2.4. COA–XGBoost Model

The XGBoost algorithm involves tuning eight key hyperparameters (n_estimators, max_depth, min_child_weight, learning_rate, gamma, colsample_bytree, reg_alpha, and reg_lambda), which often requires manual determination and can be somewhat arbitrary. To address this, the Crayfish Optimization Algorithm is used to optimize these eight parameters, resulting in a new predictive model that integrates COA with XGBoost.

The algorithm for COA–XGBoost is as shown.

Define the Search Room for Crayfish Positions: Define the parameter ranges for the eight key hyperparameters in the XGBoost algorithm: n_estimators, max_depth, min_child_weight, learning_rate, gamma, colsample_bytree, reg_alpha, and reg_lambda. Set the number of iterations to 150 and the population size of crayfish to 20.
Evaluate Fitness Function for Each Crayfish: Each crayfish evaluates its fitness function based on its current position, simulating the process of searching for food in the environment. The fitness function is evaluated using the Mean Absolute Error of the XGBoost algorithm. The foraging process includes movement, environmental perception, and assessing the density of food in the current location.
Update Positions and States of Crayfish: Based on the foraging results, update the positions and states of individual crayfish. The crayfish exchange information and collaborate to improve the fitness of the population.
Terminate Optimization and Output Optimal Solution: When the maximum number of iterations is reached, the optimization process ends. Output the optimal solution, i.e., the combination of XGBoost hyperparameters that achieves the minimum fitness value, and plot the optimization curve.
Retrain and Test the XGBoost: Input the relevant features and actual values from the training set into the XGBoost with the optimal hyperparameters for retraining. Then, input the test set into the retrained model to obtain the prediction results.

The specific workflow is illustrated in Figure 1.

3. Application Example

3.1. Study Area Overview

The research area is located in the eastern region of the Sichuan Basin, China, specifically in a certain gas field. Most of the gas fields in this area are in the mid-to-late stages of development and produce formation water. The gas wells in this field predominantly operate at low pressure, with low gas and water production rates. Due to the insufficient energy of the gas wells, external assistance is required to promptly remove accumulated liquid inside the wells to ensure normal production. Foam drainage and gas production is currently one of the most economical and effective technologies available. This process has become an important method for maintaining stable production in water-bearing gas wells within this gas field.

The gas field encompasses 25 discovered gas reservoirs, with the primary reservoirs being Carboniferous in age.
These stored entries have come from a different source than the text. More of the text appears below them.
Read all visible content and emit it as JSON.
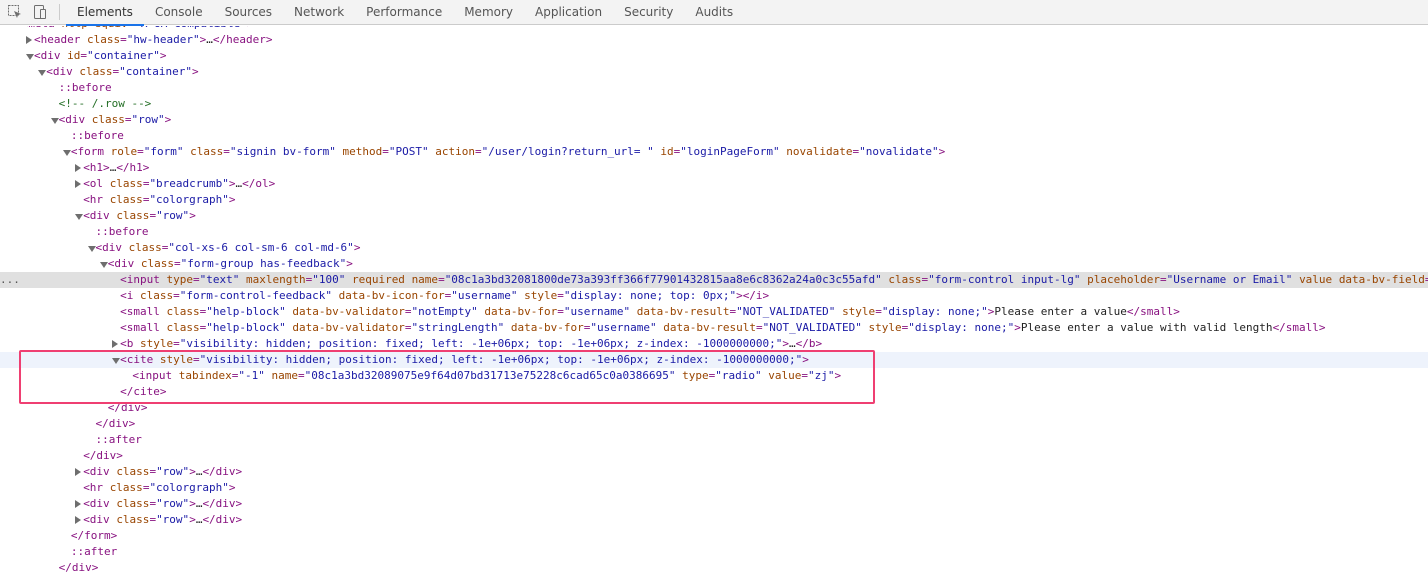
{
  "toolbar": {
    "inspect_icon": "inspect-element-icon",
    "device_icon": "device-toolbar-icon",
    "tabs": [
      {
        "label": "Elements",
        "active": true
      },
      {
        "label": "Console"
      },
      {
        "label": "Sources"
      },
      {
        "label": "Network"
      },
      {
        "label": "Performance"
      },
      {
        "label": "Memory"
      },
      {
        "label": "Application"
      },
      {
        "label": "Security"
      },
      {
        "label": "Audits"
      }
    ]
  },
  "colors": {
    "tag": "#881280",
    "attr_name": "#994500",
    "attr_value": "#1a1aa6",
    "comment": "#236e25",
    "highlight": "#ef3f72",
    "selected_row": "#e0e0e0"
  },
  "selected_row_menu": "...",
  "dom_tree": [
    {
      "indent": 0,
      "toggle": "none",
      "parts": [
        [
          "tag",
          "<"
        ],
        [
          "tag",
          "meta"
        ],
        [
          "tag",
          " "
        ],
        [
          "attr",
          "http-equiv"
        ],
        [
          "tag",
          "="
        ],
        [
          "val",
          "\"X-UA-Compatible\""
        ],
        [
          "tag",
          ">"
        ]
      ]
    },
    {
      "indent": 1,
      "toggle": "right",
      "parts": [
        [
          "tag",
          "<header"
        ],
        [
          "tag",
          " "
        ],
        [
          "attr",
          "class"
        ],
        [
          "tag",
          "="
        ],
        [
          "val",
          "\"hw-header\""
        ],
        [
          "tag",
          ">"
        ],
        [
          "ell",
          "…"
        ],
        [
          "tag",
          "</header>"
        ]
      ]
    },
    {
      "indent": 1,
      "toggle": "down",
      "parts": [
        [
          "tag",
          "<div"
        ],
        [
          "tag",
          " "
        ],
        [
          "attr",
          "id"
        ],
        [
          "tag",
          "="
        ],
        [
          "val",
          "\"container\""
        ],
        [
          "tag",
          ">"
        ]
      ]
    },
    {
      "indent": 2,
      "toggle": "down",
      "parts": [
        [
          "tag",
          "<div"
        ],
        [
          "tag",
          " "
        ],
        [
          "attr",
          "class"
        ],
        [
          "tag",
          "="
        ],
        [
          "val",
          "\"container\""
        ],
        [
          "tag",
          ">"
        ]
      ]
    },
    {
      "indent": 3,
      "toggle": "none",
      "parts": [
        [
          "pseudo",
          "::before"
        ]
      ]
    },
    {
      "indent": 3,
      "toggle": "none",
      "parts": [
        [
          "comment",
          "<!-- /.row -->"
        ]
      ]
    },
    {
      "indent": 3,
      "toggle": "down",
      "parts": [
        [
          "tag",
          "<div"
        ],
        [
          "tag",
          " "
        ],
        [
          "attr",
          "class"
        ],
        [
          "tag",
          "="
        ],
        [
          "val",
          "\"row\""
        ],
        [
          "tag",
          ">"
        ]
      ]
    },
    {
      "indent": 4,
      "toggle": "none",
      "parts": [
        [
          "pseudo",
          "::before"
        ]
      ]
    },
    {
      "indent": 4,
      "toggle": "down",
      "parts": [
        [
          "tag",
          "<form"
        ],
        [
          "tag",
          " "
        ],
        [
          "attr",
          "role"
        ],
        [
          "tag",
          "="
        ],
        [
          "val",
          "\"form\""
        ],
        [
          "tag",
          " "
        ],
        [
          "attr",
          "class"
        ],
        [
          "tag",
          "="
        ],
        [
          "val",
          "\"signin bv-form\""
        ],
        [
          "tag",
          " "
        ],
        [
          "attr",
          "method"
        ],
        [
          "tag",
          "="
        ],
        [
          "val",
          "\"POST\""
        ],
        [
          "tag",
          " "
        ],
        [
          "attr",
          "action"
        ],
        [
          "tag",
          "="
        ],
        [
          "val",
          "\"/user/login?return_url= \""
        ],
        [
          "tag",
          " "
        ],
        [
          "attr",
          "id"
        ],
        [
          "tag",
          "="
        ],
        [
          "val",
          "\"loginPageForm\""
        ],
        [
          "tag",
          " "
        ],
        [
          "attr",
          "novalidate"
        ],
        [
          "tag",
          "="
        ],
        [
          "val",
          "\"novalidate\""
        ],
        [
          "tag",
          ">"
        ]
      ]
    },
    {
      "indent": 5,
      "toggle": "right",
      "parts": [
        [
          "tag",
          "<h1>"
        ],
        [
          "ell",
          "…"
        ],
        [
          "tag",
          "</h1>"
        ]
      ]
    },
    {
      "indent": 5,
      "toggle": "right",
      "parts": [
        [
          "tag",
          "<ol"
        ],
        [
          "tag",
          " "
        ],
        [
          "attr",
          "class"
        ],
        [
          "tag",
          "="
        ],
        [
          "val",
          "\"breadcrumb\""
        ],
        [
          "tag",
          ">"
        ],
        [
          "ell",
          "…"
        ],
        [
          "tag",
          "</ol>"
        ]
      ]
    },
    {
      "indent": 5,
      "toggle": "none",
      "parts": [
        [
          "tag",
          "<hr"
        ],
        [
          "tag",
          " "
        ],
        [
          "attr",
          "class"
        ],
        [
          "tag",
          "="
        ],
        [
          "val",
          "\"colorgraph\""
        ],
        [
          "tag",
          ">"
        ]
      ]
    },
    {
      "indent": 5,
      "toggle": "down",
      "parts": [
        [
          "tag",
          "<div"
        ],
        [
          "tag",
          " "
        ],
        [
          "attr",
          "class"
        ],
        [
          "tag",
          "="
        ],
        [
          "val",
          "\"row\""
        ],
        [
          "tag",
          ">"
        ]
      ]
    },
    {
      "indent": 6,
      "toggle": "none",
      "parts": [
        [
          "pseudo",
          "::before"
        ]
      ]
    },
    {
      "indent": 6,
      "toggle": "down",
      "parts": [
        [
          "tag",
          "<div"
        ],
        [
          "tag",
          " "
        ],
        [
          "attr",
          "class"
        ],
        [
          "tag",
          "="
        ],
        [
          "val",
          "\"col-xs-6 col-sm-6 col-md-6\""
        ],
        [
          "tag",
          ">"
        ]
      ]
    },
    {
      "indent": 7,
      "toggle": "down",
      "parts": [
        [
          "tag",
          "<div"
        ],
        [
          "tag",
          " "
        ],
        [
          "attr",
          "class"
        ],
        [
          "tag",
          "="
        ],
        [
          "val",
          "\"form-group has-feedback\""
        ],
        [
          "tag",
          ">"
        ]
      ]
    },
    {
      "indent": 8,
      "toggle": "none",
      "selected": true,
      "parts": [
        [
          "tag",
          "<input"
        ],
        [
          "tag",
          " "
        ],
        [
          "attr",
          "type"
        ],
        [
          "tag",
          "="
        ],
        [
          "val",
          "\"text\""
        ],
        [
          "tag",
          " "
        ],
        [
          "attr",
          "maxlength"
        ],
        [
          "tag",
          "="
        ],
        [
          "val",
          "\"100\""
        ],
        [
          "tag",
          " "
        ],
        [
          "attr",
          "required"
        ],
        [
          "tag",
          " "
        ],
        [
          "attr",
          "name"
        ],
        [
          "tag",
          "="
        ],
        [
          "val",
          "\"08c1a3bd32081800de73a393ff366f77901432815aa8e6c8362a24a0c3c55afd\""
        ],
        [
          "tag",
          " "
        ],
        [
          "attr",
          "class"
        ],
        [
          "tag",
          "="
        ],
        [
          "val",
          "\"form-control input-lg\""
        ],
        [
          "tag",
          " "
        ],
        [
          "attr",
          "placeholder"
        ],
        [
          "tag",
          "="
        ],
        [
          "val",
          "\"Username or Email\""
        ],
        [
          "tag",
          " "
        ],
        [
          "attr",
          "value"
        ],
        [
          "tag",
          " "
        ],
        [
          "attr",
          "data-bv-field"
        ],
        [
          "tag",
          "="
        ],
        [
          "val",
          "\""
        ]
      ]
    },
    {
      "indent": 8,
      "toggle": "none",
      "parts": [
        [
          "tag",
          "<i"
        ],
        [
          "tag",
          " "
        ],
        [
          "attr",
          "class"
        ],
        [
          "tag",
          "="
        ],
        [
          "val",
          "\"form-control-feedback\""
        ],
        [
          "tag",
          " "
        ],
        [
          "attr",
          "data-bv-icon-for"
        ],
        [
          "tag",
          "="
        ],
        [
          "val",
          "\"username\""
        ],
        [
          "tag",
          " "
        ],
        [
          "attr",
          "style"
        ],
        [
          "tag",
          "="
        ],
        [
          "val",
          "\"display: none; top: 0px;\""
        ],
        [
          "tag",
          ">"
        ],
        [
          "tag",
          "</i>"
        ]
      ]
    },
    {
      "indent": 8,
      "toggle": "none",
      "parts": [
        [
          "tag",
          "<small"
        ],
        [
          "tag",
          " "
        ],
        [
          "attr",
          "class"
        ],
        [
          "tag",
          "="
        ],
        [
          "val",
          "\"help-block\""
        ],
        [
          "tag",
          " "
        ],
        [
          "attr",
          "data-bv-validator"
        ],
        [
          "tag",
          "="
        ],
        [
          "val",
          "\"notEmpty\""
        ],
        [
          "tag",
          " "
        ],
        [
          "attr",
          "data-bv-for"
        ],
        [
          "tag",
          "="
        ],
        [
          "val",
          "\"username\""
        ],
        [
          "tag",
          " "
        ],
        [
          "attr",
          "data-bv-result"
        ],
        [
          "tag",
          "="
        ],
        [
          "val",
          "\"NOT_VALIDATED\""
        ],
        [
          "tag",
          " "
        ],
        [
          "attr",
          "style"
        ],
        [
          "tag",
          "="
        ],
        [
          "val",
          "\"display: none;\""
        ],
        [
          "tag",
          ">"
        ],
        [
          "txt",
          "Please enter a value"
        ],
        [
          "tag",
          "</small>"
        ]
      ]
    },
    {
      "indent": 8,
      "toggle": "none",
      "parts": [
        [
          "tag",
          "<small"
        ],
        [
          "tag",
          " "
        ],
        [
          "attr",
          "class"
        ],
        [
          "tag",
          "="
        ],
        [
          "val",
          "\"help-block\""
        ],
        [
          "tag",
          " "
        ],
        [
          "attr",
          "data-bv-validator"
        ],
        [
          "tag",
          "="
        ],
        [
          "val",
          "\"stringLength\""
        ],
        [
          "tag",
          " "
        ],
        [
          "attr",
          "data-bv-for"
        ],
        [
          "tag",
          "="
        ],
        [
          "val",
          "\"username\""
        ],
        [
          "tag",
          " "
        ],
        [
          "attr",
          "data-bv-result"
        ],
        [
          "tag",
          "="
        ],
        [
          "val",
          "\"NOT_VALIDATED\""
        ],
        [
          "tag",
          " "
        ],
        [
          "attr",
          "style"
        ],
        [
          "tag",
          "="
        ],
        [
          "val",
          "\"display: none;\""
        ],
        [
          "tag",
          ">"
        ],
        [
          "txt",
          "Please enter a value with valid length"
        ],
        [
          "tag",
          "</small>"
        ]
      ]
    },
    {
      "indent": 8,
      "toggle": "right",
      "parts": [
        [
          "tag",
          "<b"
        ],
        [
          "tag",
          " "
        ],
        [
          "attr",
          "style"
        ],
        [
          "tag",
          "="
        ],
        [
          "val",
          "\"visibility: hidden; position: fixed; left: -1e+06px; top: -1e+06px; z-index: -1000000000;\""
        ],
        [
          "tag",
          ">"
        ],
        [
          "ell",
          "…"
        ],
        [
          "tag",
          "</b>"
        ]
      ]
    },
    {
      "indent": 8,
      "toggle": "down",
      "hovered": true,
      "parts": [
        [
          "tag",
          "<cite"
        ],
        [
          "tag",
          " "
        ],
        [
          "attr",
          "style"
        ],
        [
          "tag",
          "="
        ],
        [
          "val",
          "\"visibility: hidden; position: fixed; left: -1e+06px; top: -1e+06px; z-index: -1000000000;\""
        ],
        [
          "tag",
          ">"
        ]
      ]
    },
    {
      "indent": 9,
      "toggle": "none",
      "parts": [
        [
          "tag",
          "<input"
        ],
        [
          "tag",
          " "
        ],
        [
          "attr",
          "tabindex"
        ],
        [
          "tag",
          "="
        ],
        [
          "val",
          "\"-1\""
        ],
        [
          "tag",
          " "
        ],
        [
          "attr",
          "name"
        ],
        [
          "tag",
          "="
        ],
        [
          "val",
          "\"08c1a3bd32089075e9f64d07bd31713e75228c6cad65c0a0386695\""
        ],
        [
          "tag",
          " "
        ],
        [
          "attr",
          "type"
        ],
        [
          "tag",
          "="
        ],
        [
          "val",
          "\"radio\""
        ],
        [
          "tag",
          " "
        ],
        [
          "attr",
          "value"
        ],
        [
          "tag",
          "="
        ],
        [
          "val",
          "\"zj\""
        ],
        [
          "tag",
          ">"
        ]
      ]
    },
    {
      "indent": 8,
      "toggle": "none",
      "parts": [
        [
          "tag",
          "</cite>"
        ]
      ]
    },
    {
      "indent": 7,
      "toggle": "none",
      "parts": [
        [
          "tag",
          "</div>"
        ]
      ]
    },
    {
      "indent": 6,
      "toggle": "none",
      "parts": [
        [
          "tag",
          "</div>"
        ]
      ]
    },
    {
      "indent": 6,
      "toggle": "none",
      "parts": [
        [
          "pseudo",
          "::after"
        ]
      ]
    },
    {
      "indent": 5,
      "toggle": "none",
      "parts": [
        [
          "tag",
          "</div>"
        ]
      ]
    },
    {
      "indent": 5,
      "toggle": "right",
      "parts": [
        [
          "tag",
          "<div"
        ],
        [
          "tag",
          " "
        ],
        [
          "attr",
          "class"
        ],
        [
          "tag",
          "="
        ],
        [
          "val",
          "\"row\""
        ],
        [
          "tag",
          ">"
        ],
        [
          "ell",
          "…"
        ],
        [
          "tag",
          "</div>"
        ]
      ]
    },
    {
      "indent": 5,
      "toggle": "none",
      "parts": [
        [
          "tag",
          "<hr"
        ],
        [
          "tag",
          " "
        ],
        [
          "attr",
          "class"
        ],
        [
          "tag",
          "="
        ],
        [
          "val",
          "\"colorgraph\""
        ],
        [
          "tag",
          ">"
        ]
      ]
    },
    {
      "indent": 5,
      "toggle": "right",
      "parts": [
        [
          "tag",
          "<div"
        ],
        [
          "tag",
          " "
        ],
        [
          "attr",
          "class"
        ],
        [
          "tag",
          "="
        ],
        [
          "val",
          "\"row\""
        ],
        [
          "tag",
          ">"
        ],
        [
          "ell",
          "…"
        ],
        [
          "tag",
          "</div>"
        ]
      ]
    },
    {
      "indent": 5,
      "toggle": "right",
      "parts": [
        [
          "tag",
          "<div"
        ],
        [
          "tag",
          " "
        ],
        [
          "attr",
          "class"
        ],
        [
          "tag",
          "="
        ],
        [
          "val",
          "\"row\""
        ],
        [
          "tag",
          ">"
        ],
        [
          "ell",
          "…"
        ],
        [
          "tag",
          "</div>"
        ]
      ]
    },
    {
      "indent": 4,
      "toggle": "none",
      "parts": [
        [
          "tag",
          "</form>"
        ]
      ]
    },
    {
      "indent": 4,
      "toggle": "none",
      "parts": [
        [
          "pseudo",
          "::after"
        ]
      ]
    },
    {
      "indent": 3,
      "toggle": "none",
      "parts": [
        [
          "tag",
          "</div>"
        ]
      ]
    }
  ]
}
Carboniferous reservoirs typically exhibit edge water, with formation water in the reservoirs mainly consisting of CaCl₂ and mineralization varying significantly across different blocks, generally ranging from 13 to 266 g/L. Most of the water bodies in these reservoirs are in an inactive state. Meanwhile, the production pressure distribution of the gas wells is presented in Table 1.

3.2. Data Source

The dataset used in this study originates from production testing conducted at the gas field from 2015 to 2018, comprising data from 107 vertical wells. The dataset consists of 107 records, with columns for casing pressure, oil pressure, pipe depth, oil layer mid-depth, daily gas production, daily water production, and wellhead temperature. A statistical summary of the dataset is provided below in Table 2.

To further understand the impact of each feature variable on the liquid build-up height in gas well tubing, we sum the number of occurrences of each variable across all trees to determine the feature importance. A feature importance chart is then created, as shown in Figure 2.
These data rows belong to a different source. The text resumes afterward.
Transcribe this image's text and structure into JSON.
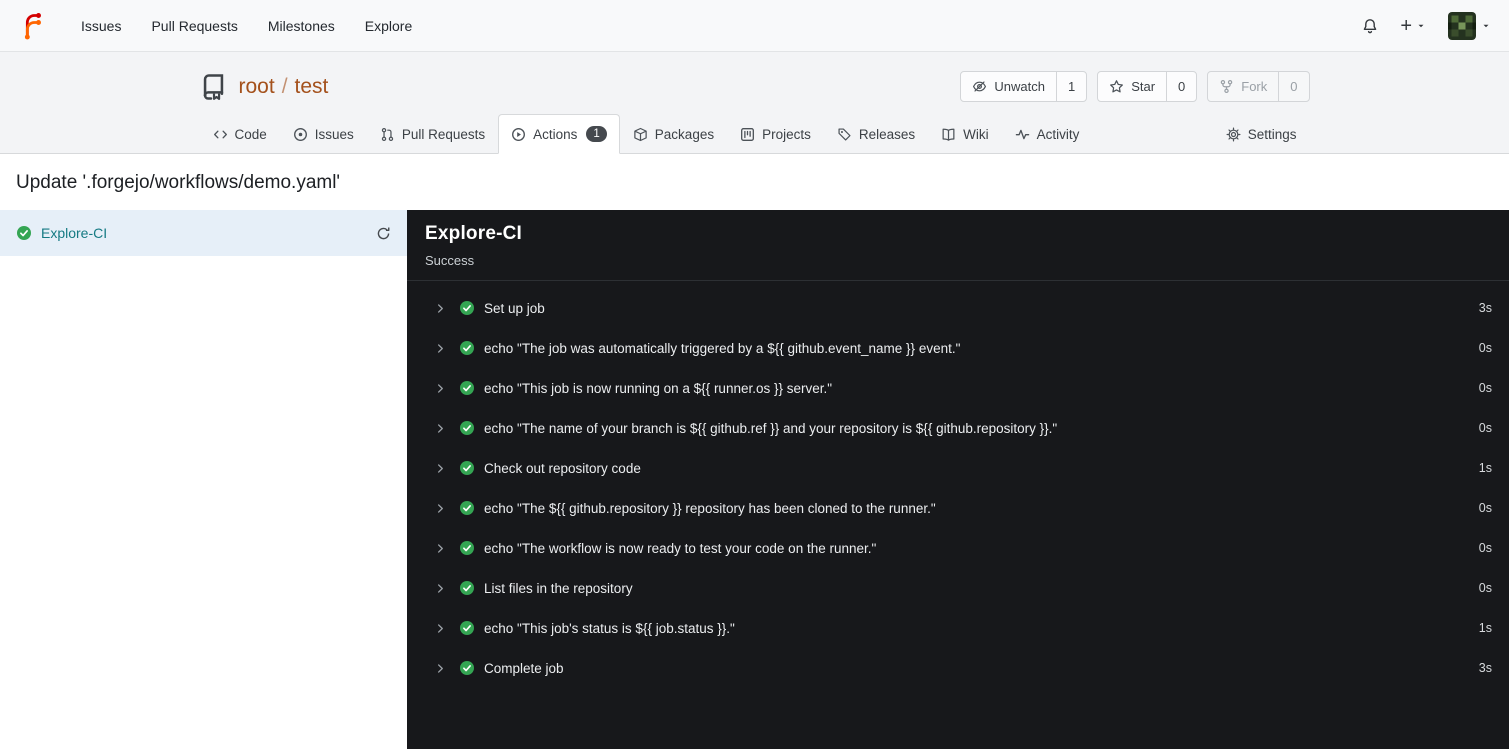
{
  "colors": {
    "accent_orange": "#ff6600",
    "logo_red": "#d40000",
    "repo_link": "#a4511c",
    "success_green": "#34a553",
    "sidebar_selected_bg": "#e6eff8",
    "sidebar_job_link": "#157a83",
    "panel_bg": "#17181b",
    "badge_bg": "#45494e"
  },
  "icons": {
    "forgejo-logo": "branch F mark",
    "bell-icon": "notifications bell outline",
    "plus-icon": "+",
    "caret-down-icon": "▾",
    "avatar": "pixel-art user avatar",
    "repo-icon": "book",
    "eye-slash-icon": "unwatch eye with slash",
    "star-icon": "star outline",
    "fork-icon": "git fork",
    "code-icon": "</>",
    "issue-icon": "circle with dot",
    "pull-request-icon": "git pull request",
    "play-circle-icon": "play in circle",
    "package-icon": "box",
    "project-icon": "board with columns",
    "tag-icon": "tag",
    "book-open-icon": "open book",
    "pulse-icon": "activity pulse line",
    "gear-icon": "settings gear",
    "sync-icon": "circular refresh arrow",
    "chevron-right-icon": "›",
    "check-circle-icon": "green circle with white check"
  },
  "navbar": {
    "items": [
      {
        "label": "Issues"
      },
      {
        "label": "Pull Requests"
      },
      {
        "label": "Milestones"
      },
      {
        "label": "Explore"
      }
    ]
  },
  "repo": {
    "owner": "root",
    "separator": "/",
    "name": "test",
    "buttons": {
      "unwatch": {
        "label": "Unwatch",
        "count": "1"
      },
      "star": {
        "label": "Star",
        "count": "0"
      },
      "fork": {
        "label": "Fork",
        "count": "0"
      }
    },
    "tabs": [
      {
        "label": "Code"
      },
      {
        "label": "Issues"
      },
      {
        "label": "Pull Requests"
      },
      {
        "label": "Actions",
        "badge": "1"
      },
      {
        "label": "Packages"
      },
      {
        "label": "Projects"
      },
      {
        "label": "Releases"
      },
      {
        "label": "Wiki"
      },
      {
        "label": "Activity"
      },
      {
        "label": "Settings"
      }
    ]
  },
  "run": {
    "title": "Update '.forgejo/workflows/demo.yaml'",
    "job": {
      "name": "Explore-CI",
      "status": "Success"
    },
    "sidebar_jobs": [
      {
        "name": "Explore-CI"
      }
    ],
    "steps": [
      {
        "name": "Set up job",
        "duration": "3s"
      },
      {
        "name": "echo \"The job was automatically triggered by a ${{ github.event_name }} event.\"",
        "duration": "0s"
      },
      {
        "name": "echo \"This job is now running on a ${{ runner.os }} server.\"",
        "duration": "0s"
      },
      {
        "name": "echo \"The name of your branch is ${{ github.ref }} and your repository is ${{ github.repository }}.\"",
        "duration": "0s"
      },
      {
        "name": "Check out repository code",
        "duration": "1s"
      },
      {
        "name": "echo \"The ${{ github.repository }} repository has been cloned to the runner.\"",
        "duration": "0s"
      },
      {
        "name": "echo \"The workflow is now ready to test your code on the runner.\"",
        "duration": "0s"
      },
      {
        "name": "List files in the repository",
        "duration": "0s"
      },
      {
        "name": "echo \"This job's status is ${{ job.status }}.\"",
        "duration": "1s"
      },
      {
        "name": "Complete job",
        "duration": "3s"
      }
    ]
  }
}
From Figure 2, it is obvious that oil pressure, casing pressure, and daily gas production have a significant impact on the liquid build-up height in gas well tubing, while wellhead temperature has a relatively minor effect. Oil pressure directly affects the ascent rate of the fluid, with higher pressure facilitating a greater lift height. Casing pressure influences the discharge efficiency of the fluid, and a higher casing pressure promotes fluid discharge, thus lowering the liquid level. Daily gas production determines the gas’s ability to carry fluids, with larger volumes carrying more fluid and consequently affecting the liquid level. While the wellhead temperature has a relatively minor impact on fluid density, its influence on liquid level is limited.
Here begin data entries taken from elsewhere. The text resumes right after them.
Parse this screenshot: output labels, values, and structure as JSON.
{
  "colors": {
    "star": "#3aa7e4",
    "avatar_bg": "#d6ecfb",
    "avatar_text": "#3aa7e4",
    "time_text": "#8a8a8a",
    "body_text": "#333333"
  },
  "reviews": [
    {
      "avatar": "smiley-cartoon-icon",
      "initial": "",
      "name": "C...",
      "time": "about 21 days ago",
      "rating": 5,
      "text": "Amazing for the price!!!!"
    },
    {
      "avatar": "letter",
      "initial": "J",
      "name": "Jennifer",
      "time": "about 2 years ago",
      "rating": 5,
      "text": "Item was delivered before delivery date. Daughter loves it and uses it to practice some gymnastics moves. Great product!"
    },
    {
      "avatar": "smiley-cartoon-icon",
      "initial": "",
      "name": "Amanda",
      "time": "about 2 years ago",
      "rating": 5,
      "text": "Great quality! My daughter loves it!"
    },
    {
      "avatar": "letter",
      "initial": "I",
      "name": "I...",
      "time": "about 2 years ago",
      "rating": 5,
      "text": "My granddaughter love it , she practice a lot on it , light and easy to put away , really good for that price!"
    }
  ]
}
To quantify the correlation between each feature variable and the liquid build-up height in gas well tubing, a heatmap is created, as shown in Figure 3.

From Figure 3, it is evident that the tubing depth and oil layer mid-depth exhibit a strong linear correlation with the liquid build-up height in gas well tubing, while the wellhead temperature shows a weak linear correlation with the liquid height. Additionally, oil pressure demonstrates a weak linear correlation with the liquid height in gas well tubing. Tubing depth directly influences the hydrostatic pressure of the fluid, with a positive correlation with the liquid level. A deeper tubing depth results in a higher hydrostatic pressure and a higher liquid level. The depth of the middle of the oil layer reflects the position of the oil–water interface and is closely related to the liquid level. A deeper middle of the oil layer corresponds to a higher liquid level. Wellhead temperature has a relatively minor impact on fluid density, thus its correlation with the liquid level is weaker. Oil pressure is affected by multiple factors, including the weight of the fluid column and formation pressure, and its relationship with the liquid level may be obscured by other factors, leading to a weaker correlation. The combined effect of these factors determines the variation of the liquid level.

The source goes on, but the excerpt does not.